Rucker’s project reaffirms Sol Lewitt’s prophetic words, written in his 1967 essay “Paragraphs on Conceptual Art,” that “the idea becomes a machine that makes the art.” “PROLIFERATION” is an example of the ever-evolving ways in which new technologies impact the production and nature of art, and vice-versa. Impressionist painting imitated the realism and everyday subjects of the photographic camera. Then, pointillism defined a technique of composing images with patterns of small dots of paint. Today, machines draw up the images on our TVs, computers and mobile devices with patterns of small squares of light called pixels. The dots in “PROLIFERATION” are also the results of computation based on groundbreaking research initiated by Peter Wagner, Executive Director of the Prison Policy Initiative (PPI). “Peter had this map created to study prison-based gerrymandering,” says Rucker. “Even though prisoners cannot vote, they are counted in the census. Some states have banned the practice, but not across the board.” A former PPI intern, Rose Heyer, compiled the research for  “PROLIFERATION.”

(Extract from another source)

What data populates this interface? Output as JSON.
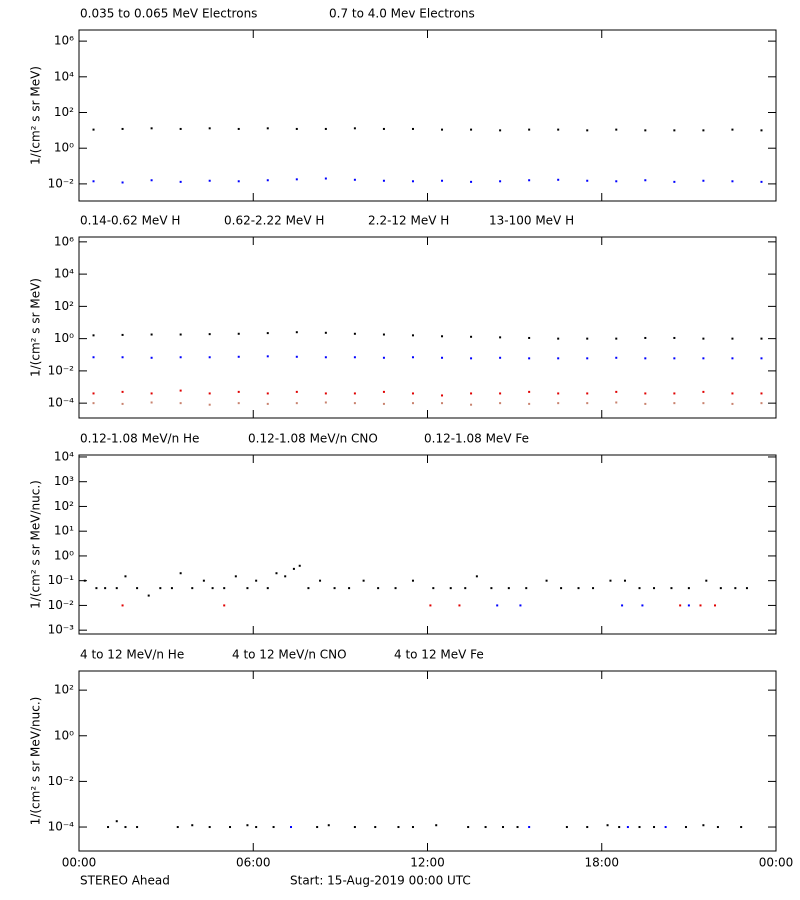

To continue his work on imprisonment and mass incarceration, Rucker has received numerous awards and grants from institutions including the Creative Capital Foundation, which supported “Recapitulation” a similar installation project examining the parallels between slavery and the 21st century prison industrial complex. Rucker has shown “PROLIFERATION” at various correctional institutions in Washington state, at the Alcatraz Prison in San Francisco, and in other parts of the country. Museums, universities, correctional facilities have also shown the video for educational use. Activist and author Angela Davis and legal scholar Michelle Alexander, two prominent voices of prison reform, own copies. Since the inception of “PROLIFERATION” six of the prisons represented in the video have closed. In addition, Pew Research Center data indicates that incarceration rates in most US states decreased, although minimally, between 2008 and 2013.

Rucker is continuing to produce artwork merging original composition, sound, and visual art in furtherance of his prison activism. His “REWIND” project seeks to draw parallels between labor exploitation and disenfranchisement during slavery in America and the current prison industrial complex. “PROLIFERATION” is a feature piece in an exhibition of REWIND opening on February 7 at Creative Alliance in Baltimore, Maryland.

 

mohamed pic (Petronella Photography)

A native of Mali, Mohamed Keita has written about press freedom, politics, and arts and culture, with a particular focus on sub-Saharan Africa. His articles have appeared in publications including The New York Times, Al Jazeera America, Africa Is A Country and TheHill.com. Keita is a former advocacy strategist with the Committee to Protect Journalists (CPJ). He is currently based in Harlem, New York City.